3. What role should the U.S. play in influencing the energy future of other countries?
4. With specificity, what do you mean when you call for grid modernization?
5. What’s the appropriate balance between environmental protection and the use of natural resources for the benefit of the economy?
6. Of all your energy proposals, if you could have only one succeed, which would it be? Which is most likely to succeed?
7. Just about every candidate talks about encouraging the development of advanced nuclear technology, but do you see nuclear power as an essential component of our energy future?
8. What should be the primary fuel source for our light-duty vehicle fleet, and why?

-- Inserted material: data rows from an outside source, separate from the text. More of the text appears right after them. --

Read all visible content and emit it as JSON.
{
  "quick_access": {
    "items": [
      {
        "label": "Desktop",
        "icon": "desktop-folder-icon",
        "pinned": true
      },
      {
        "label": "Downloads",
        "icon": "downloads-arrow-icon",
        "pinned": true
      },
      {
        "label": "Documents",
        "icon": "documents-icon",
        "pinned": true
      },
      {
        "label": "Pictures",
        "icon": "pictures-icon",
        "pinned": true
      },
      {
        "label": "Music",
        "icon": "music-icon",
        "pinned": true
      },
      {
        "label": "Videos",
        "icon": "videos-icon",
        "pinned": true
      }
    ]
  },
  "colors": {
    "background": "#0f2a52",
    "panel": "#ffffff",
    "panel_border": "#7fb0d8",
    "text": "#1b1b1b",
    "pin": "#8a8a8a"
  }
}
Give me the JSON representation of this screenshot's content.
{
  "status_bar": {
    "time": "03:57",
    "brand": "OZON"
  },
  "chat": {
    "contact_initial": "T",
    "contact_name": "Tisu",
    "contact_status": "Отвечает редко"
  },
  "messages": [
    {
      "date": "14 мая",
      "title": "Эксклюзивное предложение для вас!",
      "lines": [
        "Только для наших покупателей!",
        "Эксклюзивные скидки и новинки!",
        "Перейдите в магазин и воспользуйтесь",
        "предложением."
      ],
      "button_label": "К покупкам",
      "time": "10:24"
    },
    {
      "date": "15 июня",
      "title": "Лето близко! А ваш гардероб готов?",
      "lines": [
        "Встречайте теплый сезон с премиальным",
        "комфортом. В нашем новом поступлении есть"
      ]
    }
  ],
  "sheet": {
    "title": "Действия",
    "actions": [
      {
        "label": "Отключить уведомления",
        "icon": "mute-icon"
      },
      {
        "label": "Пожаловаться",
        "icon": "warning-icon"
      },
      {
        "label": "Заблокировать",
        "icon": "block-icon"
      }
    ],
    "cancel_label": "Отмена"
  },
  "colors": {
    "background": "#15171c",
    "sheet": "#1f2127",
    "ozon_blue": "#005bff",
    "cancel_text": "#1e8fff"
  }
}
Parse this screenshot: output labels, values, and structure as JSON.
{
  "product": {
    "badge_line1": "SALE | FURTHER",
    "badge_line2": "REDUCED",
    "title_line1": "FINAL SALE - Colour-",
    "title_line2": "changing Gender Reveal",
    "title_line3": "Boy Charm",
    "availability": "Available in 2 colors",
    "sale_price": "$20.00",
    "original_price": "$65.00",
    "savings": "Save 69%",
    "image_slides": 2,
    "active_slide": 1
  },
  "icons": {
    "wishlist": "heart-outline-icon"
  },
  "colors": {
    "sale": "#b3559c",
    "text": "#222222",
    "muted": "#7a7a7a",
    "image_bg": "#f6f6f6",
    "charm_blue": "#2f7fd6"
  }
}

9. For Trump: You say that you like clean air and clean water, but you also call for aggressive development of domestic coal, oil, and natural gas. How would you ensure that fossil fuel resources would be developed in a way that protects air and water quality?
10. For Clinton: In the current political environment, is it likely that Congress will adopt a national renewable power mandate? If not, what would you do to optimize the development of renewable power in all states, not just those that have established mandates of their own?
There are many more energy and climate questions that are debate-worthy, but getting straight-forward answers to these ten would be a great start.